Digital technology innovations are known to present the possibility of improving the efficacy of the health system response to an epidemic [4]. The Ebola and Zika virus epidemics have shown the utility of mobile health (mHealth) applications (apps) for improving access to testing, contact tracing, supporting frontline healthcare workers, and raising public awareness [5]. Recent evidence underscores the potential of mHealth initiatives for the provision of mental health services to support the patients and healthcare providers in dealing with the psychological impact of the COVID-19 pandemic. Contact tracing apps have been a crucial component of COVID-19 response in countries such as China, South Korea, Singapore, the United Kingdom, and Israel.

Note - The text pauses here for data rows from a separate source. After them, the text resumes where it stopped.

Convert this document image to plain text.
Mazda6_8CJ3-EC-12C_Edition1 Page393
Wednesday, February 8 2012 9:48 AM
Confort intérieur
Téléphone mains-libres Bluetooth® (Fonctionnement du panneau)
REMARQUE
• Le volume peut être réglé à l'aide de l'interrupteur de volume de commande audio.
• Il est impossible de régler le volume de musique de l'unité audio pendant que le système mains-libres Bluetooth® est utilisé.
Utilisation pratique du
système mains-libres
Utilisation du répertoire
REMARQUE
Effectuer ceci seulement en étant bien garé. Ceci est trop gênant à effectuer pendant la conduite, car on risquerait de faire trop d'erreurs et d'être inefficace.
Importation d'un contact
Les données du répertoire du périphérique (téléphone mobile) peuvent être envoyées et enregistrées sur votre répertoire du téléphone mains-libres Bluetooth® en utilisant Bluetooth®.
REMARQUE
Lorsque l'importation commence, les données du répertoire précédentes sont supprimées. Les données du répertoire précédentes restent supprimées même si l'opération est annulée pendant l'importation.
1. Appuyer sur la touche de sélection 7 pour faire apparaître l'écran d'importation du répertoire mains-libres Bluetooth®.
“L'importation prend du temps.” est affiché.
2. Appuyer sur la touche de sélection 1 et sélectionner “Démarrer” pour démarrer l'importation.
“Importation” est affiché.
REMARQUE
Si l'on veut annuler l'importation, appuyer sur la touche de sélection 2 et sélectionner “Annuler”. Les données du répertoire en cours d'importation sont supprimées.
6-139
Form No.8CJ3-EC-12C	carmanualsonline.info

Asia is getting a handle on crowd sourcing like no other region, with enormous numbers of the world's greatest or driving crowd sourcing destinations either arranged in the Asia Pacific area or controlled by customers from Asian countries. It is becoming a popular way to bring together individuals towards a common goal, and especially in emergent situations. English-language crowd sourcing destinations will in general be ruled by power clients from India [6]. Crowd sourcing is slowly becoming popular in India but is far less evolved than other developed countries. In India so far, donation-based crowd funding is the most common form. A regulatory framework relating to equity crowd funding is yet to be developed. Crowd souring in India, too, is yet to come under regulatory framework. Research studies [7,8] indicate that new technologies, including Internet devices, for example, online networking or cell phones, all combined with worldwide situating frameworks, empower another type of irresistible infectious data to be collected legitimately from citizens. This crowd sourced information keep away from perhaps persuading structure expenses and rules, can be conveyed unendingly, and can be utilized to fill in the gaps in health data. Crowdsourcing offers a constant image of disease by furnishing data as people are analyzed, or even beforehand. Additionally, these instruments can spatially extend information in places that current surveillance do not cover. Another favorable position of working legitimately with general population is that it growscommitment for and engages individuals to end up being progressively aware of and included, as episodic proof has appeared. In one of the most exceptional applications in a worldwide critical thinking field, epidemiologists are using citizen science to reinforce disease prevention and improve public health surveillance. Thus, through crowdsourcing, health specialists can find out about parts of infection elements that are not open through customary information, for example, contact examples and social condition, as governments at the Union and States in India are embarking on surveillance and contact tracing to counter COVID-19 episode.

Objectives and Methods

The study aimed at analyzing the prospect of crowdsourcing ventures to deal with the COVID-19 episode in India, the idea that was mooted. Integrative survey of scholarly writing on enrollment, determination, strategy and structure of chipping in framework [9] that incorporates the publicly supporting methodology studied remotely. The Google Play and the Apple app stores were searched using the terms ‘COVID-19’, ‘corona virus’, ‘pandemic’, and ‘epidemic’, individually. Additionally, a free-text search was run for COVID-19-related apps using the phrase ‘COVID-19 mobile apps in India’. Articles, study papers and media reports from news portals formed the secondary data sources of the study analyzed.

Author Info

Gautam Kumar Ghosh Research Scientist
 
India
 

Citation: Gautam G, Shanta D, Malya K.S. (2020) Covid-19 in India: Prospect of crowdsourcing to handle public health crisis. Anthropology 9:225. doi-10.35248/2332-0915.20.9.225

Received: 07-Dec-2020 Accepted: 22-Dec-2020 Published: 29-Dec-2020 , DOI: 10.35248/2332-0915.20.9.225

Copyright: ©2020 Gautam G, et al This is an open-access article distributed under the terms of the Creative Commons Attribution License, which permits unrestricted use, distribution, and reproduction in any medium, provided the original author and source are credited.